Ekspert podkreśla, że optymalna, dobra dla gospodarki inflacja oscyluje wokół 2–3 proc., co oznacza systematyczny wzrost cen. Ze względu na dużą skalę pomocy dla firm w gospodarkę zostało wpompowane dużo nowego potencjału popytowego, co może skutkować nagłym wzrostem konsumpcji, a więc i cen. Zdaniem Ignacego Morawskiego nie należy jednak oczekiwać wybuchu inflacji do poziomu np. 5 proc.
Dopiero jeśli Narodowy Bank Polski w swoich analizach dojdzie do wniosku, że jest ryzyko, że w perspektywie roku inflacja wyniesie 4–5 proc., może zdecydować się na podniesienie stóp procentowych. Na razie jednak większość Rady Polityki Pieniężnej jest nastawiona „gołębio”, czyli bardziej skłania się ku obniżaniu niż podwyższaniu poziomu stóp.
– W większości rozwiniętych krajów świata inflacja jest raczej za niska, a nie za wysoka.
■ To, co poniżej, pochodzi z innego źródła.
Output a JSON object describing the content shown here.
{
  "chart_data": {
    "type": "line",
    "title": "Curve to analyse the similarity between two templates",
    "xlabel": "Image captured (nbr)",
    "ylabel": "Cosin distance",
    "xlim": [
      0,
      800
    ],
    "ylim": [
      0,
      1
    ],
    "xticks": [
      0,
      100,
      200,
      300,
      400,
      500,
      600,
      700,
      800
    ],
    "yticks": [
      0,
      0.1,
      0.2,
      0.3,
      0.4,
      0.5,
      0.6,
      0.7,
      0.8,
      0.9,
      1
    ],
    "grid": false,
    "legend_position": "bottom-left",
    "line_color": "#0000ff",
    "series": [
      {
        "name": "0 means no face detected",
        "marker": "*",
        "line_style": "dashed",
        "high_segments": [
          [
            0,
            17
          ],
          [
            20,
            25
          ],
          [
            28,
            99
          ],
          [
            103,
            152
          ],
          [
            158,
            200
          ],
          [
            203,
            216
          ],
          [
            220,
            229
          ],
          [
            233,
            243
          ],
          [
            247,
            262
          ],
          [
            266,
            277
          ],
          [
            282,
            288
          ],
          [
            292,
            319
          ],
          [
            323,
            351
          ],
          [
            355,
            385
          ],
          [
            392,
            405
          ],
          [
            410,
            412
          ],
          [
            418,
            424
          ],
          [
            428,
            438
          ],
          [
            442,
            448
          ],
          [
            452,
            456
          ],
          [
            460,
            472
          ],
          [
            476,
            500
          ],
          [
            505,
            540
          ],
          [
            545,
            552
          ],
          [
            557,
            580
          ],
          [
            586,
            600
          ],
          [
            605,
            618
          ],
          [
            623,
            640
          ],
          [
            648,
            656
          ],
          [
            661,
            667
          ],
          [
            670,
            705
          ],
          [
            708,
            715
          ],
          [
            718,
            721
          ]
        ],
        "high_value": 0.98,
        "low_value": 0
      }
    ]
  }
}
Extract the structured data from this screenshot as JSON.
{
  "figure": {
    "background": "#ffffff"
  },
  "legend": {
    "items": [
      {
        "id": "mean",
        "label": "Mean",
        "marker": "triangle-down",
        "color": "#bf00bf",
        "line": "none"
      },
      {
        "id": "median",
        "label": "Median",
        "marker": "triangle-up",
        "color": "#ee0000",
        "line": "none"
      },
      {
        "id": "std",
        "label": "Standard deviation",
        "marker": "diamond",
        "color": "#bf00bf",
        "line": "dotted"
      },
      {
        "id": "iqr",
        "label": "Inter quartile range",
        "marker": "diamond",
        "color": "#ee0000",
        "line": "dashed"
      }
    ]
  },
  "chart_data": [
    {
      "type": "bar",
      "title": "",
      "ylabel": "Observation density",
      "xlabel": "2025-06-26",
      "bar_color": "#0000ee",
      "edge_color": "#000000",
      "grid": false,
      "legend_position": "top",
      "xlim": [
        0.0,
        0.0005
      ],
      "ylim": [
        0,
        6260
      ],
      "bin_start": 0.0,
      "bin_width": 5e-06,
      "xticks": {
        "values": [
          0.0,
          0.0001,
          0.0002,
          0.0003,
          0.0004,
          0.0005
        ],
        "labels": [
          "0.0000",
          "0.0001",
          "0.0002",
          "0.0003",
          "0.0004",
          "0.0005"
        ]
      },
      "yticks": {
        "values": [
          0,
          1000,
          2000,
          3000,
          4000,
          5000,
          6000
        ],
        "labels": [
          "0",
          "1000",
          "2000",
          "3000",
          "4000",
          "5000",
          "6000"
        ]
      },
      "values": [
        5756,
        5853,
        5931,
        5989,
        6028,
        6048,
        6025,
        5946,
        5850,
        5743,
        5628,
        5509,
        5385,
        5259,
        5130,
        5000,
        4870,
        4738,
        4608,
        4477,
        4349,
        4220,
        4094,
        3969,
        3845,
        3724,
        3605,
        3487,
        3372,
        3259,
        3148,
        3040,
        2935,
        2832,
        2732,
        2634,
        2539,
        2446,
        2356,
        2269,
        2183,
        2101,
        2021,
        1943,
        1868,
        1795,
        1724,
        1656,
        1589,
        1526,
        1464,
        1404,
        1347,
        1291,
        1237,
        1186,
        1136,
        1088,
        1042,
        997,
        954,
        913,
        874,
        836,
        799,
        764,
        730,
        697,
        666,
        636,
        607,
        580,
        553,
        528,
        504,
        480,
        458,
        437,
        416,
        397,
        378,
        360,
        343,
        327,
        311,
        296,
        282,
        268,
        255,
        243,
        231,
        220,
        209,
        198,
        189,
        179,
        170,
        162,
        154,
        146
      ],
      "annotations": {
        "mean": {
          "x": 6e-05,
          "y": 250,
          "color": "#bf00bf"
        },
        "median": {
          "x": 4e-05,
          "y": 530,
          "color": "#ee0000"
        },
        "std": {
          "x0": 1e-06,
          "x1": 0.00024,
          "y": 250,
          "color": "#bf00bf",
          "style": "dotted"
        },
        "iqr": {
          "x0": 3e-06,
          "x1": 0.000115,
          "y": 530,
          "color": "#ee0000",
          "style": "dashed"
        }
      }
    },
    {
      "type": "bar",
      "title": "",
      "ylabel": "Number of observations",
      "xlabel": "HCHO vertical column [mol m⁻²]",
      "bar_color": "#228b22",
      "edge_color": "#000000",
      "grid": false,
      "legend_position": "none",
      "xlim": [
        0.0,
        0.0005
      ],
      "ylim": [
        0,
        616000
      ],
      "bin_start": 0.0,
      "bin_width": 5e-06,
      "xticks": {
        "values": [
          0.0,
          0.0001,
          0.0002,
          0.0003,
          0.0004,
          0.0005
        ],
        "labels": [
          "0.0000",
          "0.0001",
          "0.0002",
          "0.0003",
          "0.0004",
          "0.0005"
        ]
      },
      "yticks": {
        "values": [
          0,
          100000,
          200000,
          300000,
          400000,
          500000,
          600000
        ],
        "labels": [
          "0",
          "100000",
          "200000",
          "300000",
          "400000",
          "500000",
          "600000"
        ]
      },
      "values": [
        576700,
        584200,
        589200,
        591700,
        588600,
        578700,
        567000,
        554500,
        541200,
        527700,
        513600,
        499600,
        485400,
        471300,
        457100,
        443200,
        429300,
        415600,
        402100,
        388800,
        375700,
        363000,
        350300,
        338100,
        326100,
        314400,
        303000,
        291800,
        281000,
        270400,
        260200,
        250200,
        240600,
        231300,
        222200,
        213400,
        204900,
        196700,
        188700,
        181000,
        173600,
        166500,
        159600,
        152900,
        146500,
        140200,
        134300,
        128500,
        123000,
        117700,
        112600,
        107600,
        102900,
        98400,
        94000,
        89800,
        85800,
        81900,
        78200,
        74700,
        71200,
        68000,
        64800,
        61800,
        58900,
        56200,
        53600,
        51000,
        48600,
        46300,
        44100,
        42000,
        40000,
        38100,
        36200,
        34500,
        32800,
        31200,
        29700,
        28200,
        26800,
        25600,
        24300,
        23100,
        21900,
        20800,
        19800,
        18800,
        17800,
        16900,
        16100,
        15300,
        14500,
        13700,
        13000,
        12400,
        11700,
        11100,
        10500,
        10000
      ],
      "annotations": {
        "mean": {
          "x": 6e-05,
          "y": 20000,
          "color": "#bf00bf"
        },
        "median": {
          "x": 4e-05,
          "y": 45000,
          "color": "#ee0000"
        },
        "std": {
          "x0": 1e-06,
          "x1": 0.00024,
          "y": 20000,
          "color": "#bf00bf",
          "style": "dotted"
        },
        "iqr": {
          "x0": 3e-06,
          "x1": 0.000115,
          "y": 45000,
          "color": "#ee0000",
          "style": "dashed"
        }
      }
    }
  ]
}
My jesteśmy w dość wyjątkowej sytuacji, bo u nas inflacja jest powyżej celu banku centralnego, a w większości krajów rozwiniętych jest poniżej – mówi Ignacy Morawski. – Tam banki centralne skupiają się najbardziej na tym, żeby wspierać rządy w stymulacji fiskalnej gospodarki. Chodzi o to, żeby pandemia nie zabiła trwale miejsc pracy i nie doprowadziła do upadku setek tysięcy firm. W tym momencie na świecie dziś nikt się nie przejmuje ryzykiem inflacji. To się może zmienić za pół roku, jak pandemia minie, ale dziś to nie jest problem.